Ha quindi invitato l’assemblea, prima in italiano e poi in arabo, a voltarsi verso Cristo: La drammatica situazione che stiamo attraversando, ci rimanda direttamente al Vangelo. Ci invita ad accogliere seriamente il Vangelo e la parola di Cristo: Se qualcuno vuol venire dietro a me, rinneghi sé stesso, prenda la sua croce e mi segua. Non è possibile vivere nella Terra Santa, amare la Terra Santa, lavorare nella Terra Santa, senza la croce.

Cristo è il primo. Viene prima di noi, prima di voi. Cristo ha portato la sua croce, sotto la quale è caduto prima di noi. Cristo è caduto sotto il peso della croce una prima volta, una seconda volta, una terza volta: lui si è alzato. Cristo ci insegna anche a ribellarci, a rinnovare il nostro coraggio e la nostra speranza. Ad avere fede e credere nella pace. Vi ringraziamo per il vostro aiuto. Tali gesti sono preziosi. Ci aiutano a non morire, a voler sopravvivere. Vogliamo la pace, quella pace che i politici della comunità internazionale non sono stati ancora in grado di darci, e non hanno voluto che raggiungessimo.

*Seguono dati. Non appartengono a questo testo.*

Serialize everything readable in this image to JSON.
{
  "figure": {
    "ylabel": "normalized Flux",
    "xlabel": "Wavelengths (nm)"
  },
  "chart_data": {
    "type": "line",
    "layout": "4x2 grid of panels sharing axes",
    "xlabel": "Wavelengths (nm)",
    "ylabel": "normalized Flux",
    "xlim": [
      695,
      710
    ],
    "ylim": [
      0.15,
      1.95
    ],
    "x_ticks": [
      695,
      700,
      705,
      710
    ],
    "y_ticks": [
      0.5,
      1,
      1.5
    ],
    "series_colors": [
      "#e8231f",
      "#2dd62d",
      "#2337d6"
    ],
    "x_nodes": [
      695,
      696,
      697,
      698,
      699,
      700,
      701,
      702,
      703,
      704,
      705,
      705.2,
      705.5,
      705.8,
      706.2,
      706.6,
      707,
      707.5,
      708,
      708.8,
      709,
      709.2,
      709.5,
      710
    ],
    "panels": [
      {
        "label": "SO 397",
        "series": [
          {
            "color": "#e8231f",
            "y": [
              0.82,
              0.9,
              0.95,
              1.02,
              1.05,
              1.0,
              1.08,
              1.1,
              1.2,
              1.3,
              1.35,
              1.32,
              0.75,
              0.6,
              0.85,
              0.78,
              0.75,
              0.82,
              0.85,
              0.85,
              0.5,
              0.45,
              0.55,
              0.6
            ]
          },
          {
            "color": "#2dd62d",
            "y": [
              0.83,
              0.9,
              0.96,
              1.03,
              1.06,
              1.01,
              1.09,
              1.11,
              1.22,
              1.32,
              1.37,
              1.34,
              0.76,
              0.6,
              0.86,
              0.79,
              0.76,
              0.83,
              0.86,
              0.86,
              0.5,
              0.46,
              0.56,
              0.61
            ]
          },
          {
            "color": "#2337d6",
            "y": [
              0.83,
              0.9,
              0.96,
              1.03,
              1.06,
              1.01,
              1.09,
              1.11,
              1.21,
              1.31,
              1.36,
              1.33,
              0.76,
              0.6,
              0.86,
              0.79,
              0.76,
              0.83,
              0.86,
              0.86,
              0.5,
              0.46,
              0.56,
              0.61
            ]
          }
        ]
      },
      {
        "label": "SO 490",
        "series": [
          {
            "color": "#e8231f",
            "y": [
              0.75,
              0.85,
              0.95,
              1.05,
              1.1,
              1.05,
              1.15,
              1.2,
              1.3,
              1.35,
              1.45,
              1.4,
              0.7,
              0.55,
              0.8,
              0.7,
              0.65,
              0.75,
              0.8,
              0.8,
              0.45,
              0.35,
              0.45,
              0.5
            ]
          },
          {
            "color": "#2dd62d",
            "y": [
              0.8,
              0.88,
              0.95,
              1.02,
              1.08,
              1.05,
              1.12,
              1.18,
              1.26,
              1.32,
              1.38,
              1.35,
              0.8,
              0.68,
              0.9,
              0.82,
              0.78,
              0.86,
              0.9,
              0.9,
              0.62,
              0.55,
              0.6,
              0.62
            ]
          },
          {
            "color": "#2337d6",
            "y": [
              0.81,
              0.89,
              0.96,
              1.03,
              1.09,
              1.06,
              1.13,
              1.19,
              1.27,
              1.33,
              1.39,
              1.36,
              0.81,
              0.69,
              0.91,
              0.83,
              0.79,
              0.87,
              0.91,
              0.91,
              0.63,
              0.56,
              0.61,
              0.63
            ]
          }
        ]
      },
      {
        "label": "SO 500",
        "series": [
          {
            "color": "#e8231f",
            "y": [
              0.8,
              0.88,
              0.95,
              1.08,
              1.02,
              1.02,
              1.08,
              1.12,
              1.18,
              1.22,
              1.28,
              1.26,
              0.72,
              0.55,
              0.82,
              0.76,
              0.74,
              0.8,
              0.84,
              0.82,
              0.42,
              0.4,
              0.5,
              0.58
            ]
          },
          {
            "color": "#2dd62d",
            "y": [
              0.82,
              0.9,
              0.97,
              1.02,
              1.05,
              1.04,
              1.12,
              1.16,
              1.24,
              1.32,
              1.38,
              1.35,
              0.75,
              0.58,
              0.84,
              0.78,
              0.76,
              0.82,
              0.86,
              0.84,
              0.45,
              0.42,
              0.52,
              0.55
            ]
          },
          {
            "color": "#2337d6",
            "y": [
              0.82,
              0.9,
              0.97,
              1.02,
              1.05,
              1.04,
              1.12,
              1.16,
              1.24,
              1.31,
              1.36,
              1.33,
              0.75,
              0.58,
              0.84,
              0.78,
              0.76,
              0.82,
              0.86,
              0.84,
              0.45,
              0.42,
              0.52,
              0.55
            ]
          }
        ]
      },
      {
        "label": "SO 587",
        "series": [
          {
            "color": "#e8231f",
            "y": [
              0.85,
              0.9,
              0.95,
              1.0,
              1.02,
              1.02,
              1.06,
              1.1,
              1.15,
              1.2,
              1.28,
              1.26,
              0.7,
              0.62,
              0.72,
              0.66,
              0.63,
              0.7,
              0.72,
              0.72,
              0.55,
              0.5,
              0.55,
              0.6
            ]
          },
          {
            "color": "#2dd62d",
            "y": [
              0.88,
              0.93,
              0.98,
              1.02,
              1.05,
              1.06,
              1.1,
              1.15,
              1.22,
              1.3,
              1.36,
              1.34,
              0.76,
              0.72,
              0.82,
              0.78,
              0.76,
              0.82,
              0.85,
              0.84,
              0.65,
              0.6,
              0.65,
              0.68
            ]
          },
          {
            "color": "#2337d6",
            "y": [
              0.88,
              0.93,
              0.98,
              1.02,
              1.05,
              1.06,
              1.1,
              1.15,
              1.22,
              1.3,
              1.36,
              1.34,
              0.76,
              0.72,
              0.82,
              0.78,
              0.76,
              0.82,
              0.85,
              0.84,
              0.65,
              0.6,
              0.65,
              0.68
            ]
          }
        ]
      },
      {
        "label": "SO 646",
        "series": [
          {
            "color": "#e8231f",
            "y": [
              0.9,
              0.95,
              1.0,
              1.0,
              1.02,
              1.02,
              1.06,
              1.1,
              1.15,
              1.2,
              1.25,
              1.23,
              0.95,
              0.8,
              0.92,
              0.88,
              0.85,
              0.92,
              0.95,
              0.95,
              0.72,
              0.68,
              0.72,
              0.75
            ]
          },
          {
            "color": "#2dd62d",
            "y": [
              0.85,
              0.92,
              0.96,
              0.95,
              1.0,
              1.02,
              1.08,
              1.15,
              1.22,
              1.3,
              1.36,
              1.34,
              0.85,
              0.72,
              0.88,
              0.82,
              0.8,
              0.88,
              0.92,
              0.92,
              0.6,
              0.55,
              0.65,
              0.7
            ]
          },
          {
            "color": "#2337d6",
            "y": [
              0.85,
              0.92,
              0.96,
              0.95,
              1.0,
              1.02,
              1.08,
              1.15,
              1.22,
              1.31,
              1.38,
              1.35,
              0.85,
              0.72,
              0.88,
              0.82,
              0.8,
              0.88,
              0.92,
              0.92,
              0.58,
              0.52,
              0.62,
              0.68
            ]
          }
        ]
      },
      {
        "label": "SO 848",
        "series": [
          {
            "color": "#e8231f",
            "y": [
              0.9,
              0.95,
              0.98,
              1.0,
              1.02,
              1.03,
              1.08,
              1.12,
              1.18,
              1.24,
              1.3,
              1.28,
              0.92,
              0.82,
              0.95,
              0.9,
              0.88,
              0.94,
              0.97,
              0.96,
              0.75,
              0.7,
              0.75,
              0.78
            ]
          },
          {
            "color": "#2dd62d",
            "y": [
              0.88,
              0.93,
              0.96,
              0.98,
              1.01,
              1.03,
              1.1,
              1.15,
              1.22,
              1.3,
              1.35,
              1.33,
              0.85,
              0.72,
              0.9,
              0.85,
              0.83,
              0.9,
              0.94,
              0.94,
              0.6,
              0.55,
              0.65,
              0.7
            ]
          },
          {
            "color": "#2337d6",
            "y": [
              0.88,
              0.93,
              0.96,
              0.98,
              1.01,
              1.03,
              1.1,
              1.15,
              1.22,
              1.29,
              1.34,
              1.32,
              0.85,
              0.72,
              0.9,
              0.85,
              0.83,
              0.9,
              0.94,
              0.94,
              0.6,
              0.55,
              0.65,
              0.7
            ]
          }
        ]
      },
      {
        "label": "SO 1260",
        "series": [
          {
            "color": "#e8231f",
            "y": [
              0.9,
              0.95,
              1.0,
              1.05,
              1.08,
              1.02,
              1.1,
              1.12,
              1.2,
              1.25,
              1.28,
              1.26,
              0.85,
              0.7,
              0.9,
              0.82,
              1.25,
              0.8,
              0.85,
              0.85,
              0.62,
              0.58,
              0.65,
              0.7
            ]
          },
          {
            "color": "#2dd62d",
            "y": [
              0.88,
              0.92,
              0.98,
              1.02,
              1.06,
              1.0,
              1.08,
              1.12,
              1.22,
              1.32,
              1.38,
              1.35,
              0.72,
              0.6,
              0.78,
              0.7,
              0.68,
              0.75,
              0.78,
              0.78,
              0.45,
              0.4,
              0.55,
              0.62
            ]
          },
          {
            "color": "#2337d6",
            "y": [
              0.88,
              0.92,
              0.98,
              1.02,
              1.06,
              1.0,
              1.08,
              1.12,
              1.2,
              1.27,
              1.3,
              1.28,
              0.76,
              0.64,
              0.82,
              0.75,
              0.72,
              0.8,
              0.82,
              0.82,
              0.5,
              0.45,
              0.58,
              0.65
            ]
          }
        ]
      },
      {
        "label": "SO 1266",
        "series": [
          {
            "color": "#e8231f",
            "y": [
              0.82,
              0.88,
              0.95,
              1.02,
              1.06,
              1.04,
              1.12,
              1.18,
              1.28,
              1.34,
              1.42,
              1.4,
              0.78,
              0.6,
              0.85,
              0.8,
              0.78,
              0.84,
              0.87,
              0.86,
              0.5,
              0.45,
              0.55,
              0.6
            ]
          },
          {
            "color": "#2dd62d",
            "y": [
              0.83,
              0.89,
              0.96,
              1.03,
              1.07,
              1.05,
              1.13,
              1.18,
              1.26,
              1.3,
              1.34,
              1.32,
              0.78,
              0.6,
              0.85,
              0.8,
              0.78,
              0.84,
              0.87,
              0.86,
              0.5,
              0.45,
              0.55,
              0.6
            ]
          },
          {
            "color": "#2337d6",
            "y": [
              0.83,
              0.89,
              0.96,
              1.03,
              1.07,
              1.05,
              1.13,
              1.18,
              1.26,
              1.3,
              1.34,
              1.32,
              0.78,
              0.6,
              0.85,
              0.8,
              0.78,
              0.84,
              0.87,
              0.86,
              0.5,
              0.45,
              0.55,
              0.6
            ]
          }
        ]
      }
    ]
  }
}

Vogliamo dire che siamo stanchi di questa situazione, di questo modo di vivere: troppa violenza, troppi attacchi, troppi morti. Siamo stanchi di politici che parlano di come far fronte al conflitto, senza risolverlo.

Cristo è stato sepolto prima di noi. Lui si è alzato prima di noi. Ha vissuto la Via Crucis prima di noi. La Via che conduce alla resurrezione. Accogliamo il Vangelo seriamente. Cristo dice: Non abbiate paura. Noi non abbiamo paura. Cogliamo seriamente le Sue parole: Vi do la mia pace. La Sua pace non è quella dei politici, ne quella dei militari. La Sua pace sta nella serenità, nell’avere fiducia nel futuro, nell’umanità, in sé stessi.

Questa è la pace in cui speriamo e che attendiamo. Noi che siamo in croce, noi che siamo dietro il muro, abbiamo il coraggio di desiderare questa pace per il mondo intero. Noi che siamo in ginocchio, abbiamo il coraggio di annunciare questa pace. Pace a voi. Pace a questa Terra.
Le parole di mons. Twal, sono state accolte con un’ovazione. Un parrocchiano di Betlemme ci dice: Le sue parole mi infondono coraggio, e una forte esperienza di preghiera. Se i politici non ascoltano, almeno i giovani rinnovino il proprio coraggio.